Substances affecting the thyroid follicular cells and the T3/T4 system, i.e. displaying changes in circulating T3/T4 or TSH levels, follicular cell hypertrophy/hyperplasia or follicular cell neoplasia, were allocated to CAG2B (in total 96 substances). The specific effects that were used to define the CAG2B sub-group were apparently interrelated or connected to one another by a chain of events. While the precise mechanism of action is currently unknown for many substances within CAG2B, several different mechanisms of action are expected to contribute to a final deleterious common effect (i.e. decrease in T3/T4 action). For these reasons and based on the information available in DARs, further refinement of grouping is currently not possible. In exceptional cases, where there is convincing evidence for substance-dependent direct stimulation of the thyroid or hyperthyroidism, exclusion of substances from this sub-group might be considered.

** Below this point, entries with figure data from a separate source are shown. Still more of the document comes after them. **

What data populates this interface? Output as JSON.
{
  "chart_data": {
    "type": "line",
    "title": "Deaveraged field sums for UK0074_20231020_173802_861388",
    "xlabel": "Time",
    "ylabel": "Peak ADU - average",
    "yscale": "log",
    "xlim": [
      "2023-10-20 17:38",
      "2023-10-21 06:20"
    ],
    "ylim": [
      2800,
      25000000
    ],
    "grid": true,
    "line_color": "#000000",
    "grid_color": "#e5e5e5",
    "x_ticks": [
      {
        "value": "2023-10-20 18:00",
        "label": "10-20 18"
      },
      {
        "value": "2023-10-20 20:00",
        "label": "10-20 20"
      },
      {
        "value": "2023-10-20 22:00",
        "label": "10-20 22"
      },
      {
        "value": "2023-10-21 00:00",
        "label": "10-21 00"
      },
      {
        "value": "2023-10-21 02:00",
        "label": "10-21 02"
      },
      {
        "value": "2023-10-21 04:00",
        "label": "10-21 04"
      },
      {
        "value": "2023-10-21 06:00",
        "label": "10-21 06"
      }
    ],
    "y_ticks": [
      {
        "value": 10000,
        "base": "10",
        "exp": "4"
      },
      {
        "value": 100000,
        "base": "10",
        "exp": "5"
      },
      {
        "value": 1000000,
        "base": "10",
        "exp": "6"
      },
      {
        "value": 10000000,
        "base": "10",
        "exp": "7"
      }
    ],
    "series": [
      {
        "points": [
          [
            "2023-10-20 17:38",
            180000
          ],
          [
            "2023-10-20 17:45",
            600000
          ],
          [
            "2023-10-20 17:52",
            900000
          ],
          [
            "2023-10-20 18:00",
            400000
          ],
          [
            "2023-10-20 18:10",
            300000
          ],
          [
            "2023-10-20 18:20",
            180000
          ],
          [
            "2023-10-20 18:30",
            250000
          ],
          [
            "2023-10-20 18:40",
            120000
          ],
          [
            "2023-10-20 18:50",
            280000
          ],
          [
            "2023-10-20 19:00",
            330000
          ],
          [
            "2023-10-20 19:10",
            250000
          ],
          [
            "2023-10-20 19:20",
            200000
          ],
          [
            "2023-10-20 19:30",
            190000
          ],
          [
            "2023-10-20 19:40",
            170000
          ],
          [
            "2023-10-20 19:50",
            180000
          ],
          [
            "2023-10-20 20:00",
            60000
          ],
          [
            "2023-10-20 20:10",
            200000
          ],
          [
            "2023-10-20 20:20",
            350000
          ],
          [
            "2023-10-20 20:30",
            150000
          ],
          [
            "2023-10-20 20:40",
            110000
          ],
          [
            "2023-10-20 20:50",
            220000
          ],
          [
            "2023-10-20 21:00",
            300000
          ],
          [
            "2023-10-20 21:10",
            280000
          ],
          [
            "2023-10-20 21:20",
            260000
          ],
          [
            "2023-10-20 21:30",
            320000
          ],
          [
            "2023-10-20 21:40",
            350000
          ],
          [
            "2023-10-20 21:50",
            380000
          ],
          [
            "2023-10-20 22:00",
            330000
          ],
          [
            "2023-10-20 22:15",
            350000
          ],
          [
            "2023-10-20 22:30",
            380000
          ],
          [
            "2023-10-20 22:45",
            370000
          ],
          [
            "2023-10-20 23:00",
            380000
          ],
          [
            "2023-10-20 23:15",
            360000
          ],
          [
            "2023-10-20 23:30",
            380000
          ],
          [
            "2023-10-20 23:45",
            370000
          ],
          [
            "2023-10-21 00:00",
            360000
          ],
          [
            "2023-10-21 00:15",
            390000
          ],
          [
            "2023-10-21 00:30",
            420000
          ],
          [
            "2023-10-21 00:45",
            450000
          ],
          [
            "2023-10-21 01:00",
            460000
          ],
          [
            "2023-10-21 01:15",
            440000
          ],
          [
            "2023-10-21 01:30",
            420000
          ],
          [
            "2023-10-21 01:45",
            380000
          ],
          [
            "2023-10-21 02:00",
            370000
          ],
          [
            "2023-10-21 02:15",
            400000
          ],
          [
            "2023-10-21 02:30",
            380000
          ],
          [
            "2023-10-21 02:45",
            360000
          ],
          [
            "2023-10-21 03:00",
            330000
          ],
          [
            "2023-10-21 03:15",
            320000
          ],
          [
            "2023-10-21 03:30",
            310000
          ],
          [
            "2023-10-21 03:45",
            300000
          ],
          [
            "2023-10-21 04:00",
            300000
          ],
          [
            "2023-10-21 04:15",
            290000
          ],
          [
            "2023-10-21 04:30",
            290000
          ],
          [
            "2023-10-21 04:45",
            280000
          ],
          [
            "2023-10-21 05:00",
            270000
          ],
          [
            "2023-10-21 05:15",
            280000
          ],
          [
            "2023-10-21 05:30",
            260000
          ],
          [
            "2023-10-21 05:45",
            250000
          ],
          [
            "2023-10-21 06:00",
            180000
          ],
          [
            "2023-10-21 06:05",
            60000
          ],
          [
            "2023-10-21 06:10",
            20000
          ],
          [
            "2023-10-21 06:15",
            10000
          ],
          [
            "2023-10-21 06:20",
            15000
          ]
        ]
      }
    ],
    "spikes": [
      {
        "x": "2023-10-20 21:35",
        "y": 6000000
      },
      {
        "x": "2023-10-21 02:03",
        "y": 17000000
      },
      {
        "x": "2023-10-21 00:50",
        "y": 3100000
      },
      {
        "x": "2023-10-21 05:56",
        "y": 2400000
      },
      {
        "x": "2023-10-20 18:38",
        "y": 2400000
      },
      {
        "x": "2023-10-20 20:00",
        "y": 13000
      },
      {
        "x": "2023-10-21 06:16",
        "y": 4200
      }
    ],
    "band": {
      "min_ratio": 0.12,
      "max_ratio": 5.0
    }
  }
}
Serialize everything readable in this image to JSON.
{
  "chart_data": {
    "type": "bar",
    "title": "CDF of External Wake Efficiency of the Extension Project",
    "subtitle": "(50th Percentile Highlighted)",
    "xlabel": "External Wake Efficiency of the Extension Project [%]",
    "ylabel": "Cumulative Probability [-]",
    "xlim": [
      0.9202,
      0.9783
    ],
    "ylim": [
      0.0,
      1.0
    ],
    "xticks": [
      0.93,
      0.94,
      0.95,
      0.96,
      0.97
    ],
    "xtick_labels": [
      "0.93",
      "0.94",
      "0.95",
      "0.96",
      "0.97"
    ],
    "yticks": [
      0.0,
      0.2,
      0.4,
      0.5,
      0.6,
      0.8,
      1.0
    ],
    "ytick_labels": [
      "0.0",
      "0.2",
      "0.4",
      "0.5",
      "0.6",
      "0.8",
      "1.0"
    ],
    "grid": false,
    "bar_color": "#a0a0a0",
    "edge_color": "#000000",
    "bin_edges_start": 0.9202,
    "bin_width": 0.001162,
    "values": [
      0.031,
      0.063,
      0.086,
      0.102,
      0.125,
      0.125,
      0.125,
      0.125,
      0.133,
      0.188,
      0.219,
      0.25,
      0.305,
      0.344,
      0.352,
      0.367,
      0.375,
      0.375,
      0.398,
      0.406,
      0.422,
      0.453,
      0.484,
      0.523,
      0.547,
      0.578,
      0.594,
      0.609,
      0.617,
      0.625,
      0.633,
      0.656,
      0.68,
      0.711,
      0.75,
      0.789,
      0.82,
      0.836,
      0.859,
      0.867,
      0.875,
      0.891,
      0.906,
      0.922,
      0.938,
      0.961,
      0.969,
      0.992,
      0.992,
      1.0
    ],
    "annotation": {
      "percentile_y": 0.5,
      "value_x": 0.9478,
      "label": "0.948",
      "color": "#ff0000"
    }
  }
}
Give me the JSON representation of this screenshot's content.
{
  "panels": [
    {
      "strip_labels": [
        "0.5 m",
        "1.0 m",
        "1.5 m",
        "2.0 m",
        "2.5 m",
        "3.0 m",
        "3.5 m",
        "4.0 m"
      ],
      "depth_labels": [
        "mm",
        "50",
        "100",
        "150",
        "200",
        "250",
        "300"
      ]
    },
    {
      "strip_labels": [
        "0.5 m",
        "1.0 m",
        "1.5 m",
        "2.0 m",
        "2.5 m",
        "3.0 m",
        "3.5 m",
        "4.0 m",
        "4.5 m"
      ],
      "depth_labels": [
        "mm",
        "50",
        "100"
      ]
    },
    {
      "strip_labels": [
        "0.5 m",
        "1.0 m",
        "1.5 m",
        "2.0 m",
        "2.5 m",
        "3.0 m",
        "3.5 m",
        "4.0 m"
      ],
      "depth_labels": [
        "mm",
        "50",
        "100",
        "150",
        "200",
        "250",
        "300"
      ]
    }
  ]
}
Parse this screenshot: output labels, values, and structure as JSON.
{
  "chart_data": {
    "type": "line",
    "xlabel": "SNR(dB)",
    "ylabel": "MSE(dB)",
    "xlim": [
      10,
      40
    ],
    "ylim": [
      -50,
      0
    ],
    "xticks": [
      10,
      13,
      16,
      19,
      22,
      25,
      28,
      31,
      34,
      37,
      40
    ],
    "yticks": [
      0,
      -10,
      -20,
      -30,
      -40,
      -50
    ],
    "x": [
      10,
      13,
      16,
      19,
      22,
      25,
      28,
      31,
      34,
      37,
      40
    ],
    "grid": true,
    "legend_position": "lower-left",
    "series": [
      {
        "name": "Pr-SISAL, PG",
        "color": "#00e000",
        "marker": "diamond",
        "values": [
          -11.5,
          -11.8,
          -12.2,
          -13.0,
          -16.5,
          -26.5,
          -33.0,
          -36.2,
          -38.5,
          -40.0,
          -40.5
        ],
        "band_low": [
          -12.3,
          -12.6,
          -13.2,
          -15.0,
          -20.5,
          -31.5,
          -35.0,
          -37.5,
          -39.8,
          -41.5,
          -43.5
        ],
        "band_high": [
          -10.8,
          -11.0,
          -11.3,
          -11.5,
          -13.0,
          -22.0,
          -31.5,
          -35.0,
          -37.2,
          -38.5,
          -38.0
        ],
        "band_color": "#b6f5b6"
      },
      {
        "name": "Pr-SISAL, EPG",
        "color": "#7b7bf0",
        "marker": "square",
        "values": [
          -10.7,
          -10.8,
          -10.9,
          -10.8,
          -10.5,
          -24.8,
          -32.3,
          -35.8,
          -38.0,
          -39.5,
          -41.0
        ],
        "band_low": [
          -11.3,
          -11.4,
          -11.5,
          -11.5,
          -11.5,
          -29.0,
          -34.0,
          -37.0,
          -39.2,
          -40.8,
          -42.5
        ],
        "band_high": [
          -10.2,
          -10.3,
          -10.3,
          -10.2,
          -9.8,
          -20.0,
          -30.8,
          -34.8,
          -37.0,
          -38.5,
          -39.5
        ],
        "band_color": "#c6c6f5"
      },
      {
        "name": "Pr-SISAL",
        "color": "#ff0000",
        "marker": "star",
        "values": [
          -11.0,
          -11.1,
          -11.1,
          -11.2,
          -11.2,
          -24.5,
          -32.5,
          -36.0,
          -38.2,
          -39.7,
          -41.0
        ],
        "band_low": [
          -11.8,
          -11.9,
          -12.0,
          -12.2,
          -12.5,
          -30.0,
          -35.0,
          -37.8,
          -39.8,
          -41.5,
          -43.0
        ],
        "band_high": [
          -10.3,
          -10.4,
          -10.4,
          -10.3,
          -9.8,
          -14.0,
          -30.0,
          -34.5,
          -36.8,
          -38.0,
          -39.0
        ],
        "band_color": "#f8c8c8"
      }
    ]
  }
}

The application of grouping methodology has yielded CAGs with sometimes large numbers of pesticides.The Panel notes that although some CAGs contain a large number of pesticides, little indication of cumulative risk may be inferred from the size of CAGs per se. The Panel further notes that, even within large CAGs, the majority of pesticides might not contribute significantly to a given combination effect, either because exposure is very low, and/or because potency in relation to the effect considered is weak. Instead, cumulative effects are likely to be driven mainly by a few active substances within the group.
Comprehensive preliminary work has been done on effects on the liver, adrenals, eye and developmental and reproductive system and provides a starting point for developing CAGs also for these systems in the future.
The PPR Panel identified a number of uncertainties and limitations in grouping of pesticides according to a common or shared toxic effect. In particular, a grouping based on toxic effects rather than on mode of action will lead to more uncertainties in predicting possible combination effects. However, the Panel acknowledges that when limiting CAGs to known common mode of action, thereby excluding pesticides for which information on mode of action is not available to enable their inclusion in relevant CAGs, the degree of uncertainty in CRA would also increase. Thus, a higher level of protection can be afforded by considering a wider range of pesticides and until information on precise modes of action becomes available, the cost of this is to use an effect-based approach that introduces some uncertainties around combination effects. Additional uncertainties considered by the Panel included the levels of details of the toxicological assessments in the DARs, changes occurring over the years in regard to data requirements and study protocols of the toxicological assessments, and inconsistency and variability in terminology of the DARs.
The PPR Panel also makes recommendations for the implementation of CAG grouping methodology in CRA to support MRL setting. The PPR Panel also notes that further refinement of grouping maybe achieved when data on the precise toxicological mode of action are available. However, information that justifies any deviation from dose-addition might also be necessary to consider for such a refinement. In addition, non-approved pesticides detected in food commodities should be included in CAGs, and a sound and consistent procedure for data retrieval should be developed for both the methodology and the inclusion of new substances into the relevant groups.